Recently, I noticed, too, how my yoga practice truly makes a difference in the world, how our yoga poses can influence the lives of people who are practicing on the mat next to ours or inhabiting another part of the world miles away. I learned this lesson last month when I joined my teachers, Jaye Martin and Rita Knorr, for a yoga fundraiser to benefit the people of Haiti.

We gathered together on our mats, almost one hundred yogis, in the grand ballroom of the Vinoy Hotel in St. Petersburg. Even before the practice began as we warmed up, I could feel the ripples of energy pulsing off the mats into the room and beyond. With each pose, each breath, it felt like we were transmitting excitement, good will, and healing energy to Haitians across the sea, strangers who one day might benefit from the ripples of energy (and donations) that we were sending to Haiti’s distant shore.

On that day, I could see how our yoga practice helped us reach beyond ourselves. It showed us how to care for one another and how to set an intention of mindful compassion for ourselves, our friends, and our family, as well as for strangers who we might never meet but who we could touch with our hearts, if only we opened up to the possibility within each of us.

That is the power of yoga.

Practice Journal: How does yoga make a difference in your life? Can your practice help you become more aware of the ripples of compassion, hope, and faith that you send off your mat to inspire yourself and others? Can you tap into the power of yoga to bring about positive change in your life and in the lives of others? Write: 10 min.

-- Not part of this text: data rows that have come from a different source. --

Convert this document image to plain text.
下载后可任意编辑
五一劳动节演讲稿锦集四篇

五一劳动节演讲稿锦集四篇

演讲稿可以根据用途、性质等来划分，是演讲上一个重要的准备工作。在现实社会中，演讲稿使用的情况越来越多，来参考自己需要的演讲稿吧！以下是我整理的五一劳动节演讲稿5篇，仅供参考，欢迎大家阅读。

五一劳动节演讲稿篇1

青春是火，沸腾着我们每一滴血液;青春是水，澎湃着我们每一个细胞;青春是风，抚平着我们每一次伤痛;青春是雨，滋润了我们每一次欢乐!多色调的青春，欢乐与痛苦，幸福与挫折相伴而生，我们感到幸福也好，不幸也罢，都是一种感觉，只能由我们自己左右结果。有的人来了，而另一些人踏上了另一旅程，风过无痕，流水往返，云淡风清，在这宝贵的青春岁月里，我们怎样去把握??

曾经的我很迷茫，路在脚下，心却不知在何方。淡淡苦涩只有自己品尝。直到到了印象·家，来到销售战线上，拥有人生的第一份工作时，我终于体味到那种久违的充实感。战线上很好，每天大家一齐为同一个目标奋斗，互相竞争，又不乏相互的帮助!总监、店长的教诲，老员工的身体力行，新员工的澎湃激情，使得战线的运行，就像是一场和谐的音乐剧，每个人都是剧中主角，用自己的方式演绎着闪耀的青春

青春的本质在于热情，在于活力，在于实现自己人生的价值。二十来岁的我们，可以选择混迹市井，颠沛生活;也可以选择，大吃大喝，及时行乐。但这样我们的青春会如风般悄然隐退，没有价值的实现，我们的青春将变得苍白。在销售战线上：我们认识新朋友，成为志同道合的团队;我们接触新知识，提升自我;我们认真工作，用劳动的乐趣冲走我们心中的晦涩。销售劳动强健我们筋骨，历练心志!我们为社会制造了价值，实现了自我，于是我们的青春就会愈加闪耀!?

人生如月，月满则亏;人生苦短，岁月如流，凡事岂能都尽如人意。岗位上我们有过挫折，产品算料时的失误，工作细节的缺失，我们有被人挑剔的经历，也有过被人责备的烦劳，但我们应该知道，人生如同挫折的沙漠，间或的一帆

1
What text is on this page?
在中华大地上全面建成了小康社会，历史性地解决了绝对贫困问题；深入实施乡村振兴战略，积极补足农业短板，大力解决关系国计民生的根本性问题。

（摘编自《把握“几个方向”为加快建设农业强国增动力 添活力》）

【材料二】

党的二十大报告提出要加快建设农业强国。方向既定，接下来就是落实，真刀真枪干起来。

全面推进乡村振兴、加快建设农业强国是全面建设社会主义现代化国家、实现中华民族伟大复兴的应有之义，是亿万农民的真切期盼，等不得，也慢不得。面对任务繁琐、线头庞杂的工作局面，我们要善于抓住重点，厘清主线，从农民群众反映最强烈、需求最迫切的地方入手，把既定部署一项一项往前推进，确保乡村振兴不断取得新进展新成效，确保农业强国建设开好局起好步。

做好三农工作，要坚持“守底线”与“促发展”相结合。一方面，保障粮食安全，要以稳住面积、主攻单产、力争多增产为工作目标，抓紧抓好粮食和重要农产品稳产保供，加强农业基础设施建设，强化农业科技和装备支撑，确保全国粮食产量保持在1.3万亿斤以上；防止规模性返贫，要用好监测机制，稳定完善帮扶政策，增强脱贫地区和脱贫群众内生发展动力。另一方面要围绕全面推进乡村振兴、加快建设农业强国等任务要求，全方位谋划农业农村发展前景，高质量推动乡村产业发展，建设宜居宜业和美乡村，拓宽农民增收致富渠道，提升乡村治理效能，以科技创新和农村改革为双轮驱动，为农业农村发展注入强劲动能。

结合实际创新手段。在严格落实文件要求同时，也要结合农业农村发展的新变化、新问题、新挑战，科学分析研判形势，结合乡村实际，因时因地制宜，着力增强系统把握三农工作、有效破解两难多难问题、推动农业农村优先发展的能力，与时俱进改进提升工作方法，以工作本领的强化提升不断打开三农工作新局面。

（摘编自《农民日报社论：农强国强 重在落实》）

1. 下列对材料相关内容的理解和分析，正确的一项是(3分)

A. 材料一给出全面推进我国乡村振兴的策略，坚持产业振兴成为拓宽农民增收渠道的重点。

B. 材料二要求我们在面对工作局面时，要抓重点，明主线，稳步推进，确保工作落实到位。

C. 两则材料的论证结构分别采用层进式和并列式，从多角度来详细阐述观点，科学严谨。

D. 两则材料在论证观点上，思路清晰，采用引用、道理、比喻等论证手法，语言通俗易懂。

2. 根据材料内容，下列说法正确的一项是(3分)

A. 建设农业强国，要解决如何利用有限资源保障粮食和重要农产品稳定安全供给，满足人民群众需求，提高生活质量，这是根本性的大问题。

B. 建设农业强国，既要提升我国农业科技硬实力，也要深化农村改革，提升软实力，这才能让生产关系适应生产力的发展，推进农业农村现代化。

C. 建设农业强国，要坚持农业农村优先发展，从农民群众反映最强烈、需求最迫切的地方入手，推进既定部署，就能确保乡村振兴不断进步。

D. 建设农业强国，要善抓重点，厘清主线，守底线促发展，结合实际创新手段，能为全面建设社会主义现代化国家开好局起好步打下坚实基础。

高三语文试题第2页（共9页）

  1. Bruce, you are so profound, i do notice how much calmer I am when I practice, how much more connected I am, when I practice. Even my driving changes, since I am calm, and do not have the need to out perform anyone.
    The small changes add up to a shift in my whole life.

    • Thanks, Eva. I don’t know if I’m profound, but the practice certainly helps me feel more connected, just as you point out. I still need to work on feeling relaxed when I drive, but perhaps that will come in time.

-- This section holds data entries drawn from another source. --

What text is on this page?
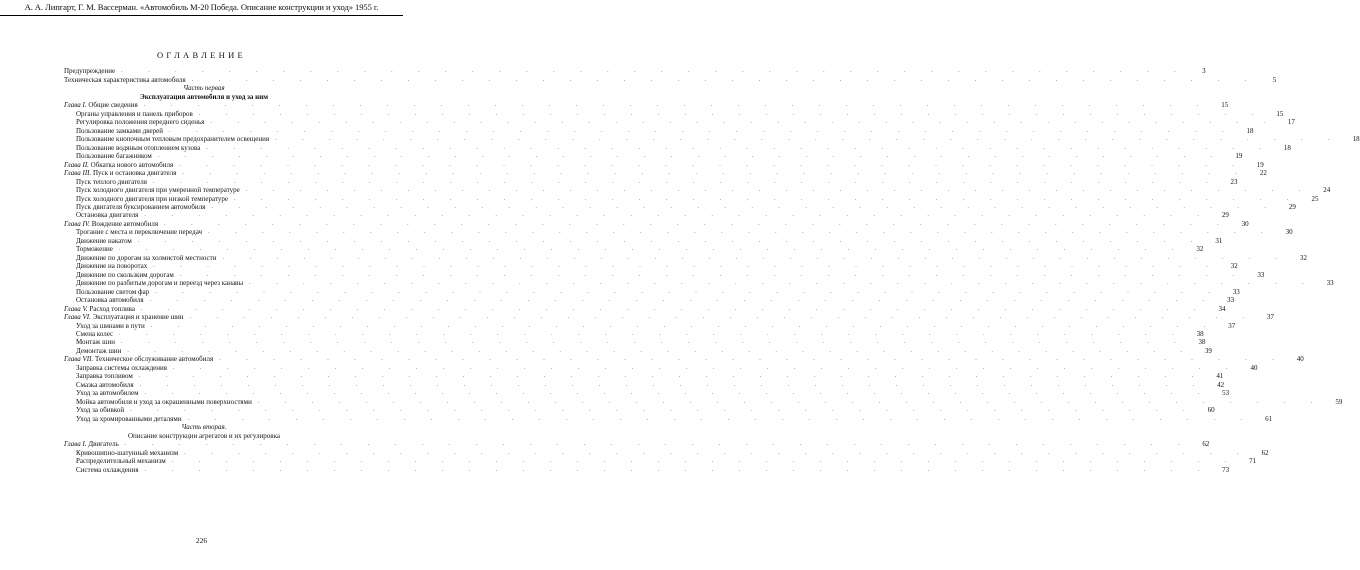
А. А. Липгарт, Г. М. Вассерман. «Автомобиль М-20 Победа. Описание конструкции и уход» 1955 г.
ОГЛАВЛЕНИЕ
Предупреждение	. . . . . . . . . . . . . . . . . . . . . . . . . . . . . . . . . . . . . . . .	3
Техническая характеристика автомобиля	. . . . . . . . . . . . . . . . . . . . . . . . . . . . . . . . . . . . . . . .	5
Часть первая
Эксплуатация автомобиля и уход за ним
Глава I. Общие сведения	. . . . . . . . . . . . . . . . . . . . . . . . . . . . . . . . . . . . . . . .	15
Органы управления и панель приборов	. . . . . . . . . . . . . . . . . . . . . . . . . . . . . . . . . . . . . . . .	15
Регулировка положения переднего сиденья	. . . . . . . . . . . . . . . . . . . . . . . . . . . . . . . . . . . . . . . .	17
Пользование замками дверей	. . . . . . . . . . . . . . . . . . . . . . . . . . . . . . . . . . . . . . . .	18
Пользование кнопочным тепловым предохранителем освещения	. . . . . . . . . . . . . . . . . . . . . . . . . . . . . . . . . . . . . . . .	18
Пользование водяным отоплением кузова	. . . . . . . . . . . . . . . . . . . . . . . . . . . . . . . . . . . . . . . .	18
Пользование багажником	. . . . . . . . . . . . . . . . . . . . . . . . . . . . . . . . . . . . . . . .	19
Глава II. Обкатка нового автомобиля	. . . . . . . . . . . . . . . . . . . . . . . . . . . . . . . . . . . . . . . .	19
Глава III. Пуск и остановка двигателя	. . . . . . . . . . . . . . . . . . . . . . . . . . . . . . . . . . . . . . . .	22
Пуск теплого двигателя	. . . . . . . . . . . . . . . . . . . . . . . . . . . . . . . . . . . . . . . .	23
Пуск холодного двигателя при умеренной температуре	. . . . . . . . . . . . . . . . . . . . . . . . . . . . . . . . . . . . . . . .	24
Пуск холодного двигателя при низкой температуре	. . . . . . . . . . . . . . . . . . . . . . . . . . . . . . . . . . . . . . . .	25
Пуск двигателя буксированием автомобиля	. . . . . . . . . . . . . . . . . . . . . . . . . . . . . . . . . . . . . . . .	29
Остановка двигателя	. . . . . . . . . . . . . . . . . . . . . . . . . . . . . . . . . . . . . . . .	29
Глава IV. Вождение автомобиля	. . . . . . . . . . . . . . . . . . . . . . . . . . . . . . . . . . . . . . . .	30
Трогание с места и переключение передач	. . . . . . . . . . . . . . . . . . . . . . . . . . . . . . . . . . . . . . . .	30
Движение накатом	. . . . . . . . . . . . . . . . . . . . . . . . . . . . . . . . . . . . . . . .	31
Торможение	. . . . . . . . . . . . . . . . . . . . . . . . . . . . . . . . . . . . . . . .	32
Движение по дорогам на холмистой местности	. . . . . . . . . . . . . . . . . . . . . . . . . . . . . . . . . . . . . . . .	32
Движение на поворотах	. . . . . . . . . . . . . . . . . . . . . . . . . . . . . . . . . . . . . . . .	32
Движение по скользким дорогам	. . . . . . . . . . . . . . . . . . . . . . . . . . . . . . . . . . . . . . . .	33
Движение по разбитым дорогам и переезд через канавы	. . . . . . . . . . . . . . . . . . . . . . . . . . . . . . . . . . . . . . . .	33
Пользование светом фар	. . . . . . . . . . . . . . . . . . . . . . . . . . . . . . . . . . . . . . . .	33
Остановка автомобиля	. . . . . . . . . . . . . . . . . . . . . . . . . . . . . . . . . . . . . . . .	33
Глава V. Расход топлива	. . . . . . . . . . . . . . . . . . . . . . . . . . . . . . . . . . . . . . . .	34
Глава VI. Эксплуатация и хранение шин	. . . . . . . . . . . . . . . . . . . . . . . . . . . . . . . . . . . . . . . .	37
Уход за шинами в пути	. . . . . . . . . . . . . . . . . . . . . . . . . . . . . . . . . . . . . . . .	37
Смена колес	. . . . . . . . . . . . . . . . . . . . . . . . . . . . . . . . . . . . . . . .	38
Монтаж шин	. . . . . . . . . . . . . . . . . . . . . . . . . . . . . . . . . . . . . . . .	38
Демонтаж шин	. . . . . . . . . . . . . . . . . . . . . . . . . . . . . . . . . . . . . . . .	39
Глава VII. Техническое обслуживание автомобиля	. . . . . . . . . . . . . . . . . . . . . . . . . . . . . . . . . . . . . . . .	40
Заправка системы охлаждения	. . . . . . . . . . . . . . . . . . . . . . . . . . . . . . . . . . . . . . . .	40
Заправка топливом	. . . . . . . . . . . . . . . . . . . . . . . . . . . . . . . . . . . . . . . .	41
Смазка автомобиля	. . . . . . . . . . . . . . . . . . . . . . . . . . . . . . . . . . . . . . . .	42
Уход за автомобилем	. . . . . . . . . . . . . . . . . . . . . . . . . . . . . . . . . . . . . . . .	53
Мойка автомобиля и уход за окрашенными поверхностями	. . . . . . . . . . . . . . . . . . . . . . . . . . . . . . . . . . . . . . . .	59
Уход за обивкой	. . . . . . . . . . . . . . . . . . . . . . . . . . . . . . . . . . . . . . . .	60
Уход за хромированными деталями	. . . . . . . . . . . . . . . . . . . . . . . . . . . . . . . . . . . . . . . .	61
Часть вторая.
Описание конструкции агрегатов и их регулировка
Глава I. Двигатель	. . . . . . . . . . . . . . . . . . . . . . . . . . . . . . . . . . . . . . . .	62
Кривошипно-шатунный механизм	. . . . . . . . . . . . . . . . . . . . . . . . . . . . . . . . . . . . . . . .	62
Распределительный механизм	. . . . . . . . . . . . . . . . . . . . . . . . . . . . . . . . . . . . . . . .	71
Система охлаждения	. . . . . . . . . . . . . . . . . . . . . . . . . . . . . . . . . . . . . . . .	73
226
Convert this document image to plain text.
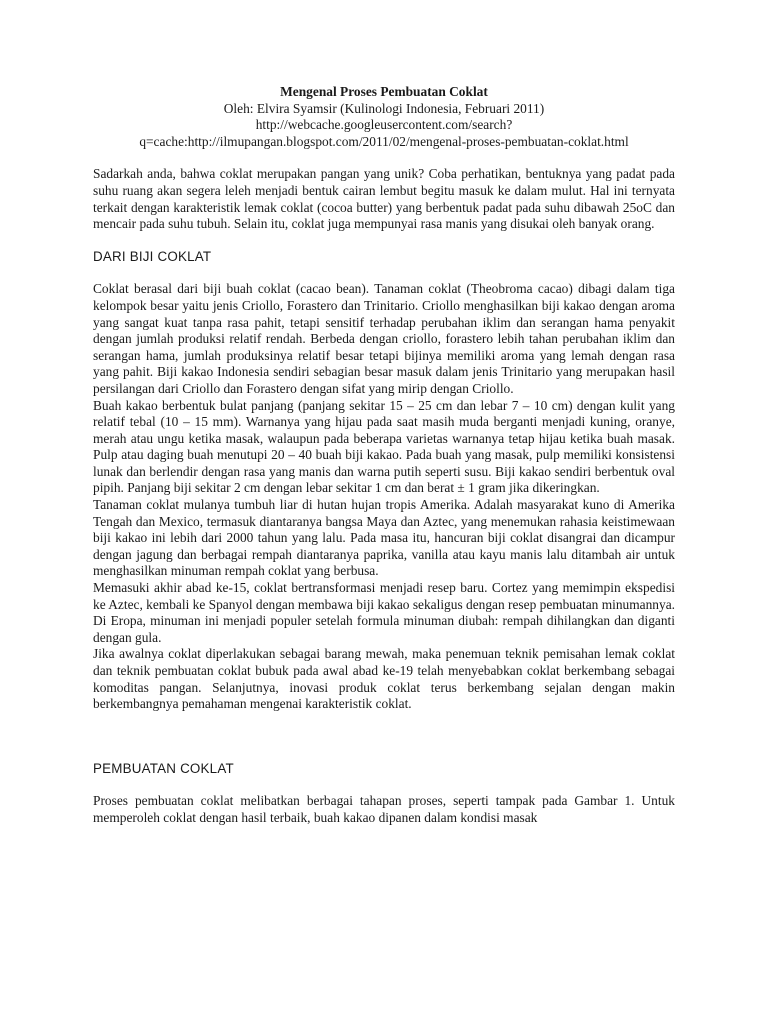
Mengenal Proses Pembuatan Coklat
Oleh: Elvira Syamsir (Kulinologi Indonesia, Februari 2011)
http://webcache.googleusercontent.com/search?
q=cache:http://ilmupangan.blogspot.com/2011/02/mengenal-proses-pembuatan-coklat.html

Sadarkah anda, bahwa coklat merupakan pangan yang unik? Coba perhatikan, bentuknya yang padat pada suhu ruang akan segera leleh menjadi bentuk cairan lembut begitu masuk ke dalam mulut. Hal ini ternyata terkait dengan karakteristik lemak coklat (cocoa butter) yang berbentuk padat pada suhu dibawah 25oC dan mencair pada suhu tubuh. Selain itu, coklat juga mempunyai rasa manis yang disukai oleh banyak orang.

DARI BIJI COKLAT

Coklat berasal dari biji buah coklat (cacao bean). Tanaman coklat (Theobroma cacao) dibagi dalam tiga kelompok besar yaitu jenis Criollo, Forastero dan Trinitario. Criollo menghasilkan biji kakao dengan aroma yang sangat kuat tanpa rasa pahit, tetapi sensitif terhadap perubahan iklim dan serangan hama penyakit dengan jumlah produksi relatif rendah. Berbeda dengan criollo, forastero lebih tahan perubahan iklim dan serangan hama, jumlah produksinya relatif besar tetapi bijinya memiliki aroma yang lemah dengan rasa yang pahit. Biji kakao Indonesia sendiri sebagian besar masuk dalam jenis Trinitario yang merupakan hasil persilangan dari Criollo dan Forastero dengan sifat yang mirip dengan Criollo.

Buah kakao berbentuk bulat panjang (panjang sekitar 15 – 25 cm dan lebar 7 – 10 cm) dengan kulit yang relatif tebal (10 – 15 mm). Warnanya yang hijau pada saat masih muda berganti menjadi kuning, oranye, merah atau ungu ketika masak, walaupun pada beberapa varietas warnanya tetap hijau ketika buah masak. Pulp atau daging buah menutupi 20 – 40 buah biji kakao. Pada buah yang masak, pulp memiliki konsistensi lunak dan berlendir dengan rasa yang manis dan warna putih seperti susu. Biji kakao sendiri berbentuk oval pipih. Panjang biji sekitar 2 cm dengan lebar sekitar 1 cm dan berat ± 1 gram jika dikeringkan.

Tanaman coklat mulanya tumbuh liar di hutan hujan tropis Amerika. Adalah masyarakat kuno di Amerika Tengah dan Mexico, termasuk diantaranya bangsa Maya dan Aztec, yang menemukan rahasia keistimewaan biji kakao ini lebih dari 2000 tahun yang lalu. Pada masa itu, hancuran biji coklat disangrai dan dicampur dengan jagung dan berbagai rempah diantaranya paprika, vanilla atau kayu manis lalu ditambah air untuk menghasilkan minuman rempah coklat yang berbusa.

Memasuki akhir abad ke-15, coklat bertransformasi menjadi resep baru. Cortez yang memimpin ekspedisi ke Aztec, kembali ke Spanyol dengan membawa biji kakao sekaligus dengan resep pembuatan minumannya. Di Eropa, minuman ini menjadi populer setelah formula minuman diubah: rempah dihilangkan dan diganti dengan gula.

Jika awalnya coklat diperlakukan sebagai barang mewah, maka penemuan teknik pemisahan lemak coklat dan teknik pembuatan coklat bubuk pada awal abad ke-19 telah menyebabkan coklat berkembang sebagai komoditas pangan. Selanjutnya, inovasi produk coklat terus berkembang sejalan dengan makin berkembangnya pemahaman mengenai karakteristik coklat.

PEMBUATAN COKLAT

Proses pembuatan coklat melibatkan berbagai tahapan proses, seperti tampak pada Gambar 1. Untuk memperoleh coklat dengan hasil terbaik, buah kakao dipanen dalam kondisi masak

  2. When practicing, my entire life seems to be more calm, and I am much more able to let stress and nerves go and concentrate on what is really important in life, for both myself and others around me.

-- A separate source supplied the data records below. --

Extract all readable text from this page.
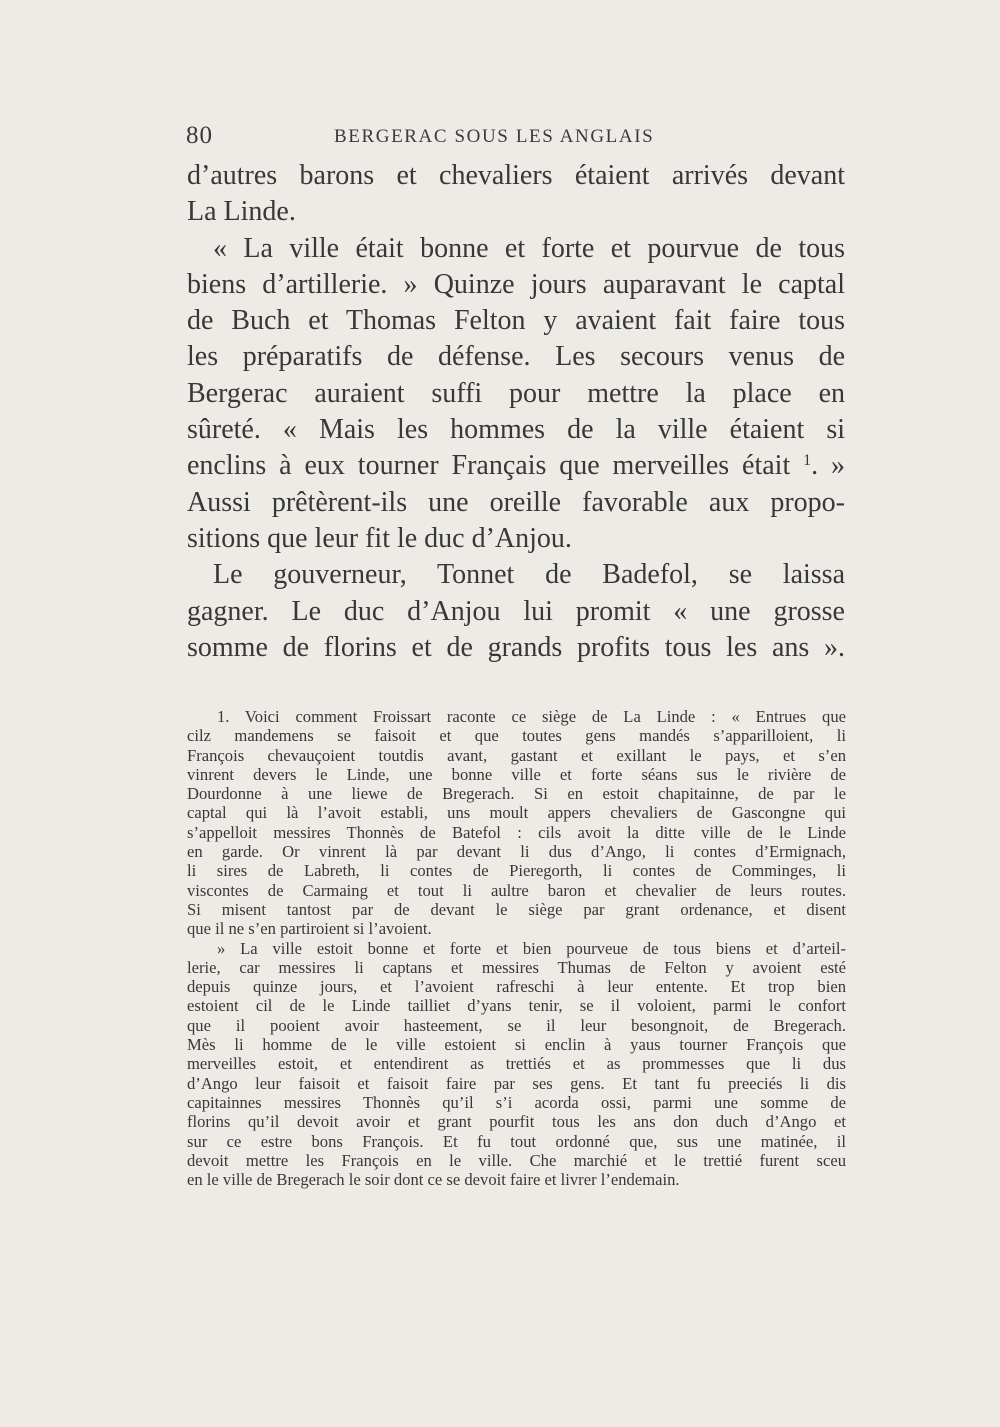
80	BERGERAC SOUS LES ANGLAIS

d’autres barons et chevaliers étaient arrivés devant

La Linde.

« La ville était bonne et forte et pourvue de tous

biens d’artillerie. » Quinze jours auparavant le captal

de Buch et Thomas Felton y avaient fait faire tous

les préparatifs de défense. Les secours venus de

Bergerac auraient suffi pour mettre la place en

sûreté. « Mais les hommes de la ville étaient si

enclins à eux tourner Français que merveilles était $^1$. »

Aussi prêtèrent-ils une oreille favorable aux propo-

sitions que leur fit le duc d’Anjou.

Le gouverneur, Tonnet de Badefol, se laissa

gagner. Le duc d’Anjou lui promit « une grosse

somme de florins et de grands profits tous les ans ».

1. Voici comment Froissart raconte ce siège de La Linde : « Entrues que

cilz mandemens se faisoit et que toutes gens mandés s’apparilloient, li

François chevauçoient toutdis avant, gastant et exillant le pays, et s’en

vinrent devers le Linde, une bonne ville et forte séans sus le rivière de

Dourdonne à une liewe de Bregerach. Si en estoit chapitainne, de par le

captal qui là l’avoit establi, uns moult appers chevaliers de Gascongne qui

s’appelloit messires Thonnès de Batefol : cils avoit la ditte ville de le Linde

en garde. Or vinrent là par devant li dus d’Ango, li contes d’Ermignach,

li sires de Labreth, li contes de Pieregorth, li contes de Comminges, li

viscontes de Carmaing et tout li aultre baron et chevalier de leurs routes.

Si misent tantost par de devant le siège par grant ordenance, et disent

que il ne s’en partiroient si l’avoient.

» La ville estoit bonne et forte et bien pourveue de tous biens et d’arteil-

lerie, car messires li captans et messires Thumas de Felton y avoient esté

depuis quinze jours, et l’avoient rafreschi à leur entente. Et trop bien

estoient cil de le Linde tailliet d’yans tenir, se il voloient, parmi le confort

que il pooient avoir hasteement, se il leur besongnoit, de Bregerach.

Mès li homme de le ville estoient si enclin à yaus tourner François que

merveilles estoit, et entendirent as trettiés et as prommesses que li dus

d’Ango leur faisoit et faisoit faire par ses gens. Et tant fu preeciés li dis

capitainnes messires Thonnès qu’il s’i acorda ossi, parmi une somme de

florins qu’il devoit avoir et grant pourfit tous les ans don duch d’Ango et

sur ce estre bons François. Et fu tout ordonné que, sus une matinée, il

devoit mettre les François en le ville. Che marchié et le trettié furent sceu

en le ville de Bregerach le soir dont ce se devoit faire et livrer l’endemain.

  3. Thanks, Bill. It’s a mystery to me how that happens–how practicing reveals what’s important in life–but I’m so grateful when it does happen.

  4. I definitely want to do this journal entry! I feel this so much. One of my favorite parts of practice is the OM. The really “good” one. (They are all good but I will describe my favorite ones). When you can feel everyone else’s vibrations come into one and we are all harmonizing together. All the voices and vibrations ring together in the air and you feel them in your throat perhaps. That connection and sharing of energy, vibes, to each other and the universe. Yes, Yoga is life changing. 🙂

  5. It’s one of my favorite parts of the practice, too, voices vibrating and filling the air, merging together into one breath, one long, extended vibration that you can feel in your muscles and bones, the energy passing from one voice to the next… as we help support each other.